76 Und du, Kindlein, wirst ein Prophet des Höchsten heißen. Denn du wirst dem
Herrn vorangehen, dass du seinen Weg bereitest
77 und Erkenntnis des Heils gebest seinem Volk in der Vergebung ihrer Sünden,
78 durch die herzliche Barmherzigkeit unseres Gottes, durch die uns besuchen
wird das aufgehende Licht aus der Höhe,
79 damit es erscheine denen, die sitzen in Finsternis und Schatten des Todes,
und richte unsere Füße auf den Weg des Friedens.

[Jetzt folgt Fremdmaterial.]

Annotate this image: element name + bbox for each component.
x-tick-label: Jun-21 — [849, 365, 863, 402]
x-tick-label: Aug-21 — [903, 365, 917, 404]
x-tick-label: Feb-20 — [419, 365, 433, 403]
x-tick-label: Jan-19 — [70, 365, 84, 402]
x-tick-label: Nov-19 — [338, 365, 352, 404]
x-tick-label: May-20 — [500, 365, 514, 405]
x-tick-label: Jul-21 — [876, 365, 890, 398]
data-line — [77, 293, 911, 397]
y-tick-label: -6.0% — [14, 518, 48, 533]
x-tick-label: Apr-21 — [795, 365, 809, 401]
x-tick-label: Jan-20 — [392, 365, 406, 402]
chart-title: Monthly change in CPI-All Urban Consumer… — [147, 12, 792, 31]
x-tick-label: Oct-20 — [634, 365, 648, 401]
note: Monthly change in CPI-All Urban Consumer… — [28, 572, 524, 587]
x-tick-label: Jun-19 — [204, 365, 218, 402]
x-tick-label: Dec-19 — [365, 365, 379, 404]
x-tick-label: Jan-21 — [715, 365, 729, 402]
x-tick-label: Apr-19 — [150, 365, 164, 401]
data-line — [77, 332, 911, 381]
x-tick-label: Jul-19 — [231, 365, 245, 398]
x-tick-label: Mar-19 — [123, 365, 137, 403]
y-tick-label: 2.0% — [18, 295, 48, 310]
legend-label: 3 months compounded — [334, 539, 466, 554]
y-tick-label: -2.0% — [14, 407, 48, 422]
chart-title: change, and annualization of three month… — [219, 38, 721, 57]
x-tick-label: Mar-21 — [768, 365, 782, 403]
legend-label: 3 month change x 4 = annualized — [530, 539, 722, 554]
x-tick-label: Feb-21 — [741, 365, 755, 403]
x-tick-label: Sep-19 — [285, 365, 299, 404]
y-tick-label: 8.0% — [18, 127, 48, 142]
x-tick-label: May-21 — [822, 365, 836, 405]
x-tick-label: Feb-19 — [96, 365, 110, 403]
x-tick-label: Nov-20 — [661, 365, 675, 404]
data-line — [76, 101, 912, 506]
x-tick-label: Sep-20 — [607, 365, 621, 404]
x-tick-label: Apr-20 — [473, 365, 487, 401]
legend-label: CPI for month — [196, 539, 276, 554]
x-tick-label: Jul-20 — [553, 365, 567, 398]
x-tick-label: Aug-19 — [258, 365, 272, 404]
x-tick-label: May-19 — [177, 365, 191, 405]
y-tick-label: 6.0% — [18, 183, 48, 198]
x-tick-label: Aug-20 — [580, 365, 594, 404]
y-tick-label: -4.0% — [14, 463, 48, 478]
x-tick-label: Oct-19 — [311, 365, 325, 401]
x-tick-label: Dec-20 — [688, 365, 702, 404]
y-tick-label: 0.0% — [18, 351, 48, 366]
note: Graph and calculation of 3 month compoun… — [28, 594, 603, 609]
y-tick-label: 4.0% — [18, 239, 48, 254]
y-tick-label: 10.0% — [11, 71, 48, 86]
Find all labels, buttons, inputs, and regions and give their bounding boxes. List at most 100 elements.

80 Und das Kindlein wuchs und wurde stark im Geist. Und er war in der Wüste bis
zu dem Tag, an dem er vor das Volk Israel treten sollte.
Liebe Gemeinde,
das Lukasevangelium beginnt mit 2 berühmten und schönen
Psalmen. Einmal geht es um den Lobgesang der Maria, als sie vom Wunder hörte,
dass sie die Mutter des Messias sein wird. Der zweite schöne Psalm ist das
Benediktus. Es ist der Lobgesang des Zacharias, nachdem es ihm die Sprache
verschlagen hatte, weil er Gott nicht geglaubt hatte, dass Gott ihm noch einen
Sohn schenken könnte, doch als er zur Welt kam, wurde ihm bewusst, dass sein
Sohn der Vorbote des großen Königs sein wird. Und darum lobt er Gott.

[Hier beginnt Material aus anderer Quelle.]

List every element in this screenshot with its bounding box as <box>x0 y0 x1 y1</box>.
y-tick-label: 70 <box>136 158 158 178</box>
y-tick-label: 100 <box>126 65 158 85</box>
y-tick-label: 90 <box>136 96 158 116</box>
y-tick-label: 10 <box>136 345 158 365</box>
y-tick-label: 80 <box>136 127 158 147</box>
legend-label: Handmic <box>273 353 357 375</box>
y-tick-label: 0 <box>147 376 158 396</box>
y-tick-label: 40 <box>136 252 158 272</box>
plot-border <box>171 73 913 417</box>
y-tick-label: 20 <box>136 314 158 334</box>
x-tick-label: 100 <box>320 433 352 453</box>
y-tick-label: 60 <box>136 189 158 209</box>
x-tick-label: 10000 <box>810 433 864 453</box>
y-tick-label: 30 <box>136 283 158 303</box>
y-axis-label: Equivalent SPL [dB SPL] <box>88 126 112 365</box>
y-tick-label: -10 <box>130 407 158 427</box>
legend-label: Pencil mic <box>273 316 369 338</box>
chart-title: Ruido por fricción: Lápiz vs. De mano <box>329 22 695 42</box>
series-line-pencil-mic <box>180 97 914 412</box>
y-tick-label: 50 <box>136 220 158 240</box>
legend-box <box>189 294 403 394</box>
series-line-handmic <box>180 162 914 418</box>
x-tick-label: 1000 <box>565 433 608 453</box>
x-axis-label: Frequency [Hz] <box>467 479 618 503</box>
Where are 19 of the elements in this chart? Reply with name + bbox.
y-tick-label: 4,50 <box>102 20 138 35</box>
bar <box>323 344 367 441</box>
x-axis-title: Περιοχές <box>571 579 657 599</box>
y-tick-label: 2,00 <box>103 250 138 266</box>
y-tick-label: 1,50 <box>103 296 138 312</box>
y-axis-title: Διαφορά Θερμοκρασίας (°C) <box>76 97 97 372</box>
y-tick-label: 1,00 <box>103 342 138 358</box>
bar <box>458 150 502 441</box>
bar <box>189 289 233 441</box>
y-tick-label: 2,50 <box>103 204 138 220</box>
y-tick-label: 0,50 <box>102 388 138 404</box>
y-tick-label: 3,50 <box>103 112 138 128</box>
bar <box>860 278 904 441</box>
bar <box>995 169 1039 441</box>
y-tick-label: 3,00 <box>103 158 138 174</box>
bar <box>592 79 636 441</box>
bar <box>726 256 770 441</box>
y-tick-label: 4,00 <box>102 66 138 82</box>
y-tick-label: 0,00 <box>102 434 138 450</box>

In beiden Fällen loben zwei Menschen Gott für etwas, was sich noch gar nicht
ganz erfüllt hat, aber sie sehen, dass Gott anfängt seine Versprechen zu
erfüllen. Und darum stimmen sie in Lobpreis ein.

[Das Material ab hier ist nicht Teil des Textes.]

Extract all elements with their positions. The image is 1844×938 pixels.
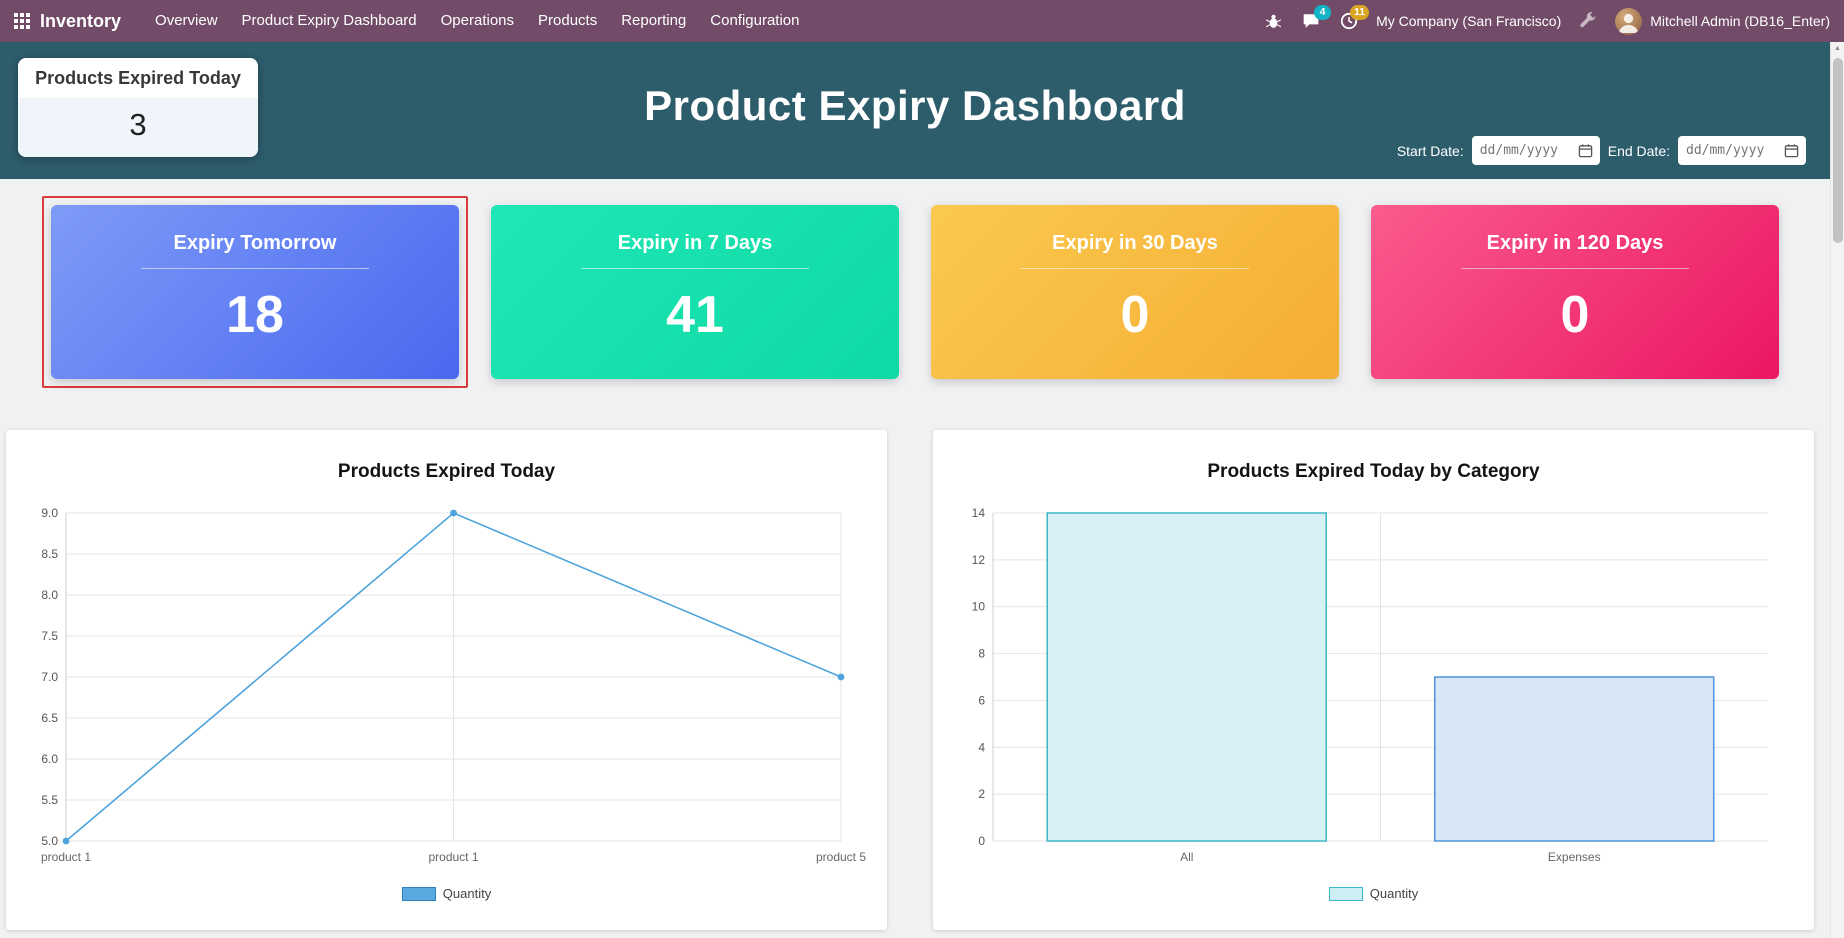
vertical-scrollbar[interactable]: ▲	[1830, 42, 1844, 938]
kpi-wrap-expiry-7-days: Expiry in 7 Days 41	[482, 196, 908, 388]
kpi-wrap-expiry-30-days: Expiry in 30 Days 0	[922, 196, 1348, 388]
activities-clock-icon[interactable]: 11	[1338, 5, 1370, 32]
svg-text:5.0: 5.0	[41, 834, 58, 848]
scroll-up-arrow[interactable]: ▲	[1834, 45, 1841, 52]
svg-text:9.0: 9.0	[41, 506, 58, 520]
end-date-label: End Date:	[1607, 142, 1670, 159]
kpi-card-expiry-30-days[interactable]: Expiry in 30 Days 0	[931, 205, 1339, 379]
kpi-wrap-expiry-120-days: Expiry in 120 Days 0	[1362, 196, 1788, 388]
end-date-input[interactable]	[1686, 136, 1778, 165]
tools-wrench-icon[interactable]	[1577, 10, 1599, 32]
messages-badge: 4	[1314, 5, 1332, 20]
kpi-value: 41	[666, 286, 724, 344]
legend-swatch	[401, 886, 436, 901]
kpi-cards-row: Expiry Tomorrow 18 Expiry in 7 Days 41 E…	[0, 196, 1830, 388]
menu-item-product-expiry-dashboard[interactable]: Product Expiry Dashboard	[241, 12, 417, 29]
chart-card-expired-today: Products Expired Today 5.0 5.5 6.0 6.5 7.0 7.…	[6, 430, 887, 930]
kpi-label: Expiry Tomorrow	[173, 232, 337, 254]
svg-text:product 5: product 5	[816, 850, 866, 864]
svg-text:12: 12	[972, 553, 986, 567]
company-switcher[interactable]: My Company (San Francisco)	[1376, 13, 1562, 29]
top-navbar: Inventory Overview Product Expiry Dashbo…	[0, 0, 1844, 42]
expired-today-value: 3	[18, 98, 258, 157]
menu-item-overview[interactable]: Overview	[155, 12, 218, 29]
svg-text:product 1: product 1	[428, 850, 478, 864]
start-date-wrap	[1471, 136, 1600, 165]
kpi-card-expiry-120-days[interactable]: Expiry in 120 Days 0	[1371, 205, 1779, 379]
svg-text:4: 4	[978, 740, 985, 754]
chart-title: Products Expired Today	[337, 461, 556, 482]
menu-item-operations[interactable]: Operations	[440, 12, 515, 29]
start-date-label: Start Date:	[1396, 142, 1464, 159]
legend-swatch	[1328, 886, 1363, 901]
svg-text:7.0: 7.0	[41, 670, 58, 684]
dashboard-header: Products Expired Today 3 Product Expiry …	[0, 42, 1830, 179]
calendar-icon[interactable]	[1784, 143, 1799, 158]
svg-text:All: All	[1180, 850, 1193, 864]
chart-title: Products Expired Today by Category	[1207, 461, 1540, 482]
line-chart-expired-today[interactable]: 5.0 5.5 6.0 6.5 7.0 7.5 8.0 8.5 9.0 product 1 prod…	[6, 503, 887, 880]
menu-item-configuration[interactable]: Configuration	[710, 12, 800, 29]
menu-item-products[interactable]: Products	[538, 12, 598, 29]
messages-icon[interactable]: 4	[1300, 5, 1332, 32]
app-brand[interactable]: Inventory	[40, 10, 122, 31]
legend-label: Quantity	[1369, 886, 1419, 901]
activities-badge: 11	[1349, 5, 1370, 20]
kpi-wrap-expiry-tomorrow: Expiry Tomorrow 18	[42, 196, 468, 388]
kpi-underline	[580, 268, 810, 269]
svg-text:7.5: 7.5	[41, 629, 58, 643]
charts-row: Products Expired Today 5.0 5.5 6.0 6.5 7.0 7.…	[0, 430, 1830, 930]
chart-legend[interactable]: Quantity	[6, 886, 887, 901]
kpi-label: Expiry in 7 Days	[617, 232, 773, 254]
chart-legend[interactable]: Quantity	[933, 886, 1814, 901]
debug-bug-icon[interactable]	[1262, 10, 1284, 32]
bar-chart-expired-by-category[interactable]: 0 2 4 6 8 10 12 14 All Expenses	[933, 503, 1814, 880]
end-date-wrap	[1678, 136, 1806, 165]
svg-text:8: 8	[978, 647, 985, 661]
kpi-card-expiry-7-days[interactable]: Expiry in 7 Days 41	[491, 205, 899, 379]
navbar-right: 4 11 My Company (San Francisco) Mitchell…	[1262, 5, 1830, 35]
legend-label: Quantity	[442, 886, 492, 901]
svg-text:6: 6	[978, 693, 985, 707]
svg-text:8.0: 8.0	[41, 588, 58, 602]
svg-text:8.5: 8.5	[41, 547, 58, 561]
kpi-underline	[1020, 268, 1250, 269]
scrollbar-thumb[interactable]	[1832, 58, 1843, 243]
svg-text:6.0: 6.0	[41, 752, 58, 766]
kpi-label: Expiry in 120 Days	[1486, 232, 1664, 254]
svg-text:product 1: product 1	[41, 850, 91, 864]
calendar-icon[interactable]	[1578, 143, 1593, 158]
products-expired-today-card[interactable]: Products Expired Today 3	[18, 58, 258, 157]
svg-text:0: 0	[978, 834, 985, 848]
svg-text:6.5: 6.5	[41, 711, 58, 725]
kpi-underline	[140, 268, 370, 269]
kpi-label: Expiry in 30 Days	[1052, 232, 1218, 254]
svg-text:5.5: 5.5	[41, 793, 58, 807]
user-menu[interactable]: Mitchell Admin (DB16_Enter)	[1615, 7, 1830, 35]
kpi-card-expiry-tomorrow[interactable]: Expiry Tomorrow 18	[51, 205, 459, 379]
date-filters: Start Date: End Date:	[1397, 136, 1806, 165]
page-title: Product Expiry Dashboard	[644, 82, 1186, 129]
main-content: Products Expired Today 3 Product Expiry …	[0, 42, 1830, 930]
chart-card-expired-by-category: Products Expired Today by Category 0 2 4 6 8…	[933, 430, 1814, 930]
expired-today-label: Products Expired Today	[35, 68, 241, 88]
kpi-value: 0	[1120, 286, 1150, 344]
main-menu: Overview Product Expiry Dashboard Operat…	[143, 0, 811, 42]
kpi-underline	[1460, 268, 1690, 269]
kpi-value: 18	[226, 286, 284, 344]
menu-item-reporting[interactable]: Reporting	[621, 12, 687, 29]
svg-text:Expenses: Expenses	[1548, 850, 1601, 864]
user-name-label: Mitchell Admin (DB16_Enter)	[1650, 13, 1830, 29]
apps-grid-icon[interactable]	[14, 13, 30, 29]
svg-text:10: 10	[972, 600, 986, 614]
start-date-input[interactable]	[1479, 136, 1572, 165]
kpi-value: 0	[1560, 286, 1590, 344]
avatar[interactable]	[1615, 7, 1643, 35]
svg-text:2: 2	[978, 787, 985, 801]
svg-text:14: 14	[972, 506, 986, 520]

Das ist auch die Situation von Advent. Gott hat seine Versprechen von der
Erlösung der Erde noch nicht endgültig eingelöst. Es fehlt noch vieles. Doch er
hat damit angefangen. Und im Glauben an ihn und an die Vollendung kann jetzt
schon die Schar der Glaubenden in ein Loblied einstimmen.
Musik plus ist bereits eine Einstimmung in diesen Lobpreis.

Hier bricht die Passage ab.